Reviews

Credible Witness

Timberlake Wertenbaker‘s worthy but wordy and over-earnest new drama
Credible Witness is highly topical. It goes behind the headlines to
gather together a group of asylum seekers at a UK detention centre and
observe their very different reasons for being there.

Petra Karagy, a Macedonian woman, is furiously searching for her long-lost
son, Alexander, who disappeared to England three years earlier; Shivan
Rajagopal is a Sri Lankan doctor; Aziz is in flight from civil war in
Algeria; Ameena is a Somalian refugee who was brutally raped and tortured.

Marshalling their conflicting claims to the right to asylum is immigration
officer Simon Le Britten (a name that is one of the play’s many
painstakingly obvious notes of symbolism), who has himself found a kind of
asylum in this job after being made redundant from the Post Office, where he
was a middle manager.

One’s credulity is frequently stretched by this gathering and the clumsy
conflicts that the playwright provides for them. Wertenbaker’s characters
are types and viewpoints, not living, breathing creations.
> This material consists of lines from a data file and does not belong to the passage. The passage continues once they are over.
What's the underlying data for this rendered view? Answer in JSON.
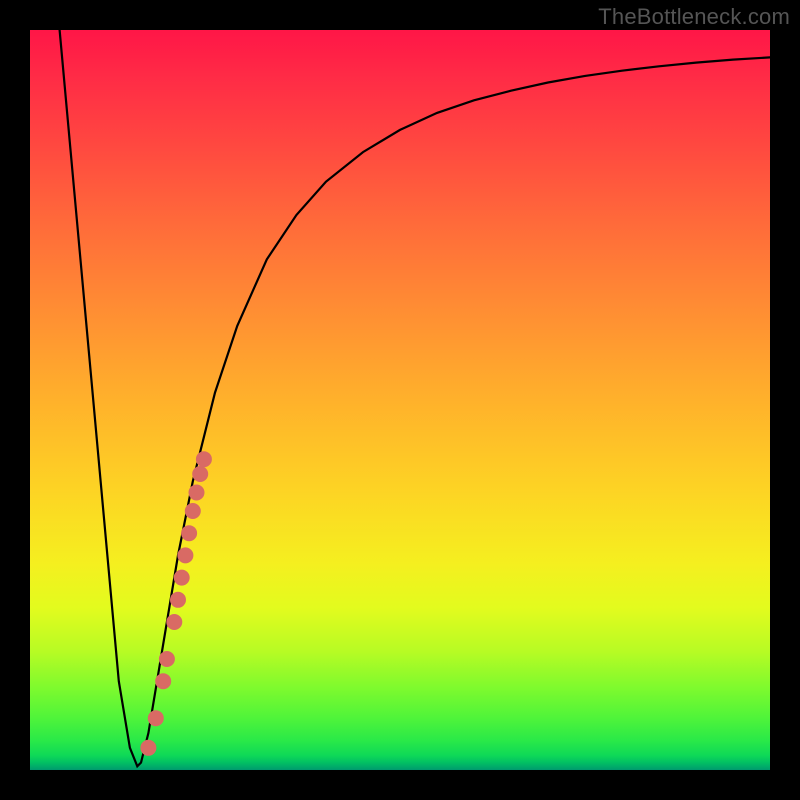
{
  "watermark": "TheBottleneck.com",
  "colors": {
    "frame": "#000000",
    "curve": "#000000",
    "scatter": "#d96a64",
    "gradient_top": "#ff1647",
    "gradient_bottom": "#009a6e"
  },
  "chart_data": {
    "type": "line",
    "title": "",
    "xlabel": "",
    "ylabel": "",
    "xlim": [
      0,
      100
    ],
    "ylim": [
      0,
      100
    ],
    "annotations": [],
    "series": [
      {
        "name": "bottleneck-curve",
        "x": [
          4,
          6,
          8,
          10,
          12,
          13.5,
          14.5,
          15,
          16,
          18,
          20,
          22,
          25,
          28,
          32,
          36,
          40,
          45,
          50,
          55,
          60,
          65,
          70,
          75,
          80,
          85,
          90,
          95,
          100
        ],
        "y": [
          100,
          78,
          56,
          34,
          12,
          3,
          0.5,
          1,
          5,
          17,
          29,
          39,
          51,
          60,
          69,
          75,
          79.5,
          83.5,
          86.5,
          88.8,
          90.5,
          91.8,
          92.9,
          93.8,
          94.5,
          95.1,
          95.6,
          96,
          96.3
        ]
      }
    ],
    "scatter": [
      {
        "name": "highlight-points",
        "points": [
          {
            "x": 16.0,
            "y": 3.0
          },
          {
            "x": 17.0,
            "y": 7.0
          },
          {
            "x": 18.0,
            "y": 12.0
          },
          {
            "x": 18.5,
            "y": 15.0
          },
          {
            "x": 19.5,
            "y": 20.0
          },
          {
            "x": 20.0,
            "y": 23.0
          },
          {
            "x": 20.5,
            "y": 26.0
          },
          {
            "x": 21.0,
            "y": 29.0
          },
          {
            "x": 21.5,
            "y": 32.0
          },
          {
            "x": 22.0,
            "y": 35.0
          },
          {
            "x": 22.5,
            "y": 37.5
          },
          {
            "x": 23.0,
            "y": 40.0
          },
          {
            "x": 23.5,
            "y": 42.0
          }
        ]
      }
    ]
  }
}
But Sacha Wares provides a frequently arresting production, on a
stunning maze-like design by Es Devlin, and it is acted with a fierce
kind of commitment by a large cast (there are 11 in total) that includes the
wonderful American actress Olympia Dukakis as Petra. She’s the
wonderfully sympathetic centre – passionate yet controlled – of this
sometimes too dispassionate, rambling drama.